Orlando
Orlando ou l’impatience, texte et mise en scène d’Olivier Py
Avec ce spectacle créé l’an passé pour l’inauguration de la FabricA au Festival d’Avignon (voir Le Théâtre du Blog), on est au théâtre, et l’on ne pourrait pas être davantage au théâtre : panneaux de bois, escaliers sur roulettes, «tournette» sur le plateau, et clin d‘œil humoristique, puisque le décor est à l’envers, le mot «cour», indiqué côté jardin et inversement. Côté jardin (le vrai), la loge minuscule de la Grande Actrice. Son fils la harcèle : je te donne ta robe, si tu me donnes le nom de mon père.
Cela se reproduira cinq fois, comme dans un conte, pour cinq robes aux splendides couleurs, avec la magnifique Mireille Herbstmeyer, libre, puissante, d’un humour souverain. Sur scène, le père (Philippe Girard), successivement Désespéré, Exalté, Déshonoré, Oublié, Recommencé (les majuscules font partie du jeu).
À l’avant-scène, Jean-Damien Barbin prête sa voix profonde («parlez pour le dernier rang ») et sa gigantesque fantaisie, son sens inouï de l’absurde à celui qui sauvera les hommes, successivement, par la Diction, la flagornerie, l’Apnéisme, l’Ostéopathie, l’Affirmation, l’invention du Trou, l’argent et le théâtre. S’ajoute un élément grinçant : un Ministre de la Culture (là aussi, les majuscules sont indispensables, comme il convient à une marionnette).
Les jeunes gens, au centre de l’affaire, Ambre, Gaspard et Orlando, sont le désir, l’impatience chère à Olivier Py, la liberté, la mort. Ambre sait aimer les deux garçons, qui s’aiment aussi, leur donner (non abandonner) un fils ; Orlando (Matthieu Dessertine) se cherche, se trouve et se perd, et Gaspard (François Michonneau) meurt, imprimant à jamais le manque dans le cœur d’Orlando. Les comédiens sont beaux et bons, avec une pluie d’éloges pour Laure Calamy : présence, culot, générosité, engagement, charme, drôlerie, intelligence sans chichis, elle a tout, elle est le théâtre.

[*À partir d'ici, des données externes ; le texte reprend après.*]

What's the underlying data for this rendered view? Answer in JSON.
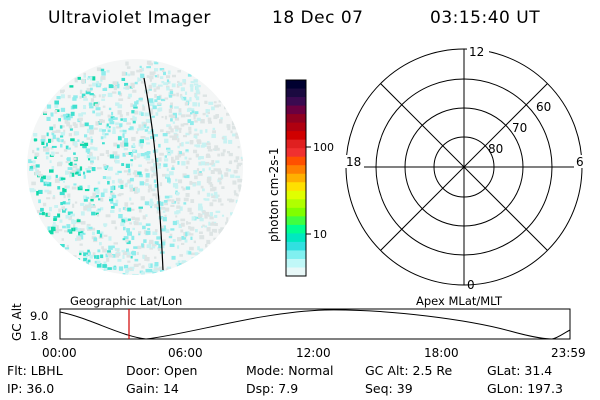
{
  "header": {
    "title": "Ultraviolet Imager",
    "date": "18 Dec 07",
    "time": "03:15:40 UT"
  },
  "colorbar": {
    "label": "photon cm-2s-1",
    "ticks": [
      "100",
      "10"
    ],
    "colors": [
      "#000030",
      "#1a0a40",
      "#3a0a50",
      "#6a0040",
      "#900020",
      "#b00010",
      "#d00000",
      "#e02020",
      "#f03030",
      "#ff5000",
      "#ff8000",
      "#ffb000",
      "#ffe000",
      "#e0ff00",
      "#b0ff00",
      "#80ff00",
      "#40ff40",
      "#00ff90",
      "#00e8c0",
      "#30e0e0",
      "#80f0f0",
      "#c0f8f8",
      "#e8f8f8"
    ]
  },
  "polar": {
    "mlt_labels": {
      "top": "12",
      "left": "18",
      "right": "6",
      "bottom": "0"
    },
    "lat_labels": [
      "60",
      "70",
      "80"
    ]
  },
  "track": {
    "ylabel": "GC Alt",
    "yticks": [
      "9.0",
      "1.8"
    ],
    "left_label": "Geographic Lat/Lon",
    "right_label": "Apex MLat/MLT",
    "xticks": [
      "00:00",
      "06:00",
      "12:00",
      "18:00",
      "23:59"
    ]
  },
  "info": [
    [
      {
        "label": "Flt:",
        "value": "LBHL"
      },
      {
        "label": "Door:",
        "value": "Open"
      },
      {
        "label": "Mode:",
        "value": "Normal"
      },
      {
        "label": "GC Alt:",
        "value": "2.5 Re"
      },
      {
        "label": "GLat:",
        "value": "31.4"
      }
    ],
    [
      {
        "label": "IP:",
        "value": "36.0"
      },
      {
        "label": "Gain:",
        "value": "14"
      },
      {
        "label": "Dsp:",
        "value": "7.9"
      },
      {
        "label": "Seq:",
        "value": "39"
      },
      {
        "label": "GLon:",
        "value": "197.3"
      }
    ]
  ]
}
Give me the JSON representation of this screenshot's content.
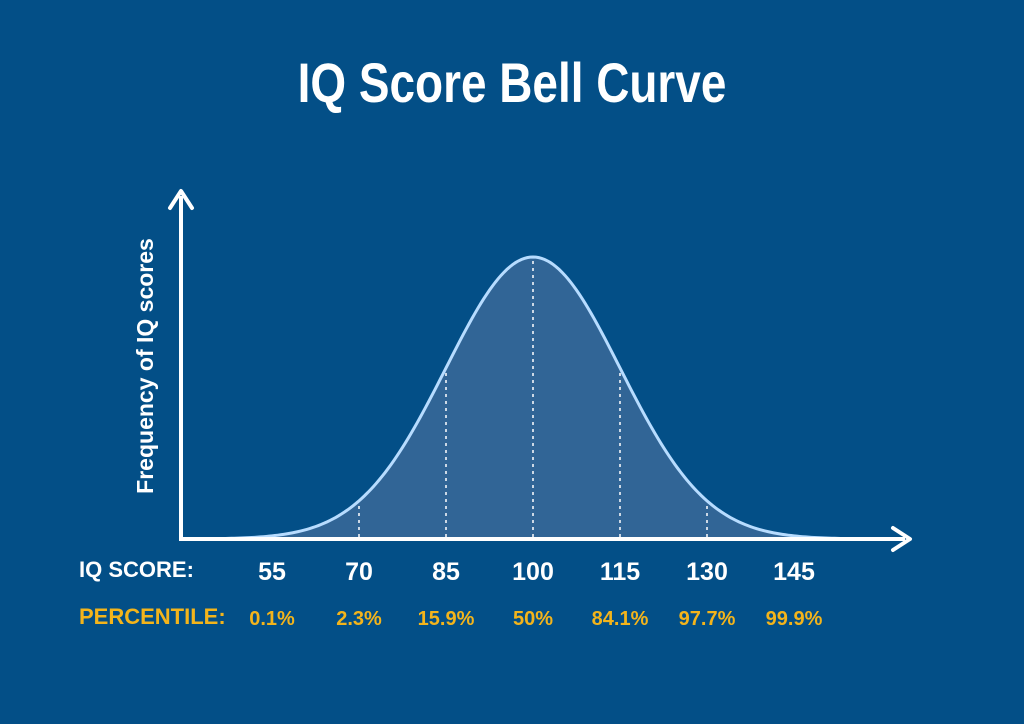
{
  "chart_data": {
    "type": "area",
    "title": "IQ Score Bell Curve",
    "ylabel": "Frequency of IQ scores",
    "xlabel": "",
    "x_row_label": "IQ SCORE:",
    "percentile_row_label": "PERCENTILE:",
    "distribution": {
      "mean": 100,
      "sd": 15
    },
    "xlim": [
      40,
      170
    ],
    "ticks": [
      {
        "score": 55,
        "label": "55",
        "percentile": "0.1%"
      },
      {
        "score": 70,
        "label": "70",
        "percentile": "2.3%"
      },
      {
        "score": 85,
        "label": "85",
        "percentile": "15.9%"
      },
      {
        "score": 100,
        "label": "100",
        "percentile": "50%"
      },
      {
        "score": 115,
        "label": "115",
        "percentile": "84.1%"
      },
      {
        "score": 130,
        "label": "130",
        "percentile": "97.7%"
      },
      {
        "score": 145,
        "label": "145",
        "percentile": "99.9%"
      }
    ],
    "colors": {
      "background": "#034f87",
      "curve": "#b7dcff",
      "fill": "#316596",
      "axis": "#ffffff",
      "score_text": "#ffffff",
      "percentile_text": "#f3b41b"
    }
  }
}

Car là est la question. Avec ce conte, Olivier Py n’a pas craint de puiser à pleines brassées dans sa propre vie et d’exposer, avec le recul de l’humour, avec, aussi un peu de l’amertume de la lucidité, ses contradictions d’homme de théâtre et de pouvoir. On n’est pas directeur de l’Odéon, puis du Festival d’Avignon pour rien. Au-delà du jeu de massacre contre le guignol du ministère, il se représente sous son double, le père multiple, en poète exigeant, en artiste soumis, et pour finir, en balayeur du plateau, pour se dédoubler encore en Orlando régénéré par la perte de tout pouvoir et purifié par le manque.
Entre temps, la pièce, intelligente, maline, drôle, se perd dans des tunnels de considérations sur « le Théâtre », « Dieu », qui ne seraient que les avatars d’une même transcendance. Le théâtre est là, pourtant, et bien là, avec ces acteurs formidables. Mais la scénographie même «tourne en rond», comme s’il n’existait qu’une forme de théâtre, qui serait Le théâtre, à sauver du déluge. Olivier Py ne dit pas « après moi le déluge », il dit : je suis le déluge. Et il y surnage, joyeusement, intelligemment, et déjà avec nostalgie, et qui donne ce sentiment de «vieux théâtre».
Ce qui se voudrait incantation: les longues périodes sur Dieu, le Manque, le Théâtre, ne produit que la patience du public, heureux de retrouver la vérité des acteurs dans le conte. Mais Olivier Py n’est pas Paul Claudel, qui, même parfois, n’arrive pas à donner le feu à ses propres débordements (pour ne pas dire enflures) lyriques.
Orlando, entreprise narcissique poussée jusqu’à l’épique, au point (presque) de forcer l’admiration, est un objet théâtral merveilleusement sarcastique sur le fonctionnement de notre société et de ses pouvoirs culturels, et… un interminable sermon sur la nécessité du théâtre et l’aspiration à Dieu (le spectacle dure près de quatre heures, entracte compris!).
Pour Dieu, laissons la question à ceux qui veulent la poser. Pour le théâtre : ne le dites pas, faites-le. Les comédiens ici présents en sont l’exemple éclatant.